For Greenfield, the arguments against removing Trump from power using the 25th Amendment are threefold. First, there’s the aforementioned case that we’ve allowed incapacitated presidents to serve before so what’s the problem with letting Trump serve now?

The second is that the 25th Amendment wasn’t enacted for the purpose of removing a president so much as it was enacted to help select a vice-president when a vacancy occurs. This obviously happened when Agnew had to resign and also when Ford became president. This part of his argument isn’t persuasive because it doesn’t matter what an amendment was primarily meant to address so long as the amendment also addresses what we’re concerned with here, which is a Birther president who is manifestly unfit to safely run our government and handle things like a looming crisis on the Korean peninsula.

The third is that, well, it won’t happen so why talk about it?

The notion that Pence and a Cabinet majority will look at Trump’s next tweets or telephonic fulminations and decide he’s not fit for the job is beyond absurdity.

On this last point, I am not going to argue as a predictive analyst that Greenfield is wrong. If you want to place bets, I’d advise you to listen to Greenfield on this subject. On the other hand, the central thing that is absurd is that Donald Trump is the president of the United States. It is a full blown crisis. You can go around pretending that Trump is fully dressed if you want, but he’s not. If you discovered that your child’s school bus driver had taken to wearing a blindfold, you wouldn’t say that it’s absurd to have him removed from his job. And if he managed to successfully navigate the bus route for a few days despite his self-imposed disability, your comfort level would not grow.

The people who are most acutely aware of Trump’s mental deficiencies and titanic character flaws are those who have to deal with him every day, and they’re the only ones who can conceivably go to a Republican Congress and convince them that it’s just not safe to leave Trump behind the wheel.

Trump’s tweets are only a small part of the problem, but they’ve already caused problems with allies like Australia, Germany, Mexico and the United Kingdom. His policies and offhand remarks have created unnecessary tensions in places as diverse as Taiwan and Iraq.

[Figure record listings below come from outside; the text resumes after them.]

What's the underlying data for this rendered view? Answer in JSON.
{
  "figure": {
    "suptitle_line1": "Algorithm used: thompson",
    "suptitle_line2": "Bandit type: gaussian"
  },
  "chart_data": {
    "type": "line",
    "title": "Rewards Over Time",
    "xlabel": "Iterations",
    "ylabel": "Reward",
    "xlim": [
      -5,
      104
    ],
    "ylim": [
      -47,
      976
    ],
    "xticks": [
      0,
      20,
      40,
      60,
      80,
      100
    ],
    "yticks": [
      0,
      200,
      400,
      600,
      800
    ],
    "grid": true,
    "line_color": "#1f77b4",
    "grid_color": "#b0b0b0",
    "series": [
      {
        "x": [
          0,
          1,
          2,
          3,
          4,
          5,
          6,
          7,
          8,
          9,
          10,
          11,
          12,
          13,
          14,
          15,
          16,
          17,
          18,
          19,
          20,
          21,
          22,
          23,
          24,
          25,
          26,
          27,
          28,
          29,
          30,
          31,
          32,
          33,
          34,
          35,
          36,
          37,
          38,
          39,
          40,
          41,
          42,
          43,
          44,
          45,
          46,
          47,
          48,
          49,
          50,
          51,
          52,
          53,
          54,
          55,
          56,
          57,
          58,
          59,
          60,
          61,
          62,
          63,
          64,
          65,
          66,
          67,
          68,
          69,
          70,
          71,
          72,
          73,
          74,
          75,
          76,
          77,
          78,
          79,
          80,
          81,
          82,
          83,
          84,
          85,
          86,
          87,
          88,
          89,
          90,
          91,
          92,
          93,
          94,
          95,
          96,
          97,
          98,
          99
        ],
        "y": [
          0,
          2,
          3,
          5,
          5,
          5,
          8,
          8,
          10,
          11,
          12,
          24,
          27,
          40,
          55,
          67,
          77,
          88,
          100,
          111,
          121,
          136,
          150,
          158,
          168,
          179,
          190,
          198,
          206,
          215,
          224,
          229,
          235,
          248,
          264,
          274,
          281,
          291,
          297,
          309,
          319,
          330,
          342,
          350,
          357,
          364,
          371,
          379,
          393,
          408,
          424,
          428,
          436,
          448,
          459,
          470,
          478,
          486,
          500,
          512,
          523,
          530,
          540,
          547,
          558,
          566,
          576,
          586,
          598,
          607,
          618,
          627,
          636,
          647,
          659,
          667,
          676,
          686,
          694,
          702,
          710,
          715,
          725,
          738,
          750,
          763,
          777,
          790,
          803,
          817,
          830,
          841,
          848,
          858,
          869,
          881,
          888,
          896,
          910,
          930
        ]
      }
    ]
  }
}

So, the solitary point here is that the 25th Amendment is an option and the members of Trump’s cabinet can’t pretend that they don’t have ability to do something to save the country. They have the tool they need, and if the majority of Trump’s cabinet ever goes to Congress and tells them that the president isn’t fit to serve, they’ll only be telling Congress what the Democrats, the Intelligence Community, our allies, and every newspaper editorial board in the country has been telling them.

If they were ever to take that step, they’d have massive support. And, I believe, if James Mattis and a majority of the cabinet went to the Republicans in Congress and said that Trump cannot continue to be our president, that they’d have to listen.

In any case, they’d be much more likely to respond to an invocation of the 25th Amendment than they would be to impeach and convict the president on their own initiative.

This isn’t about what is likely to happen, or some fantasy. The fantasy is that Trump will become saner and more stable, or that he’ll somehow grow into the job.

To be clear, I’m not saying Trump has reached a tipping point yet where his cabinet should feel fully justified in removing him from power. I’m saying that that point will surely come, and his cabinet should be high alert to assure that we’re not having a nuclear exchange near Seoul before they’ve decided to act.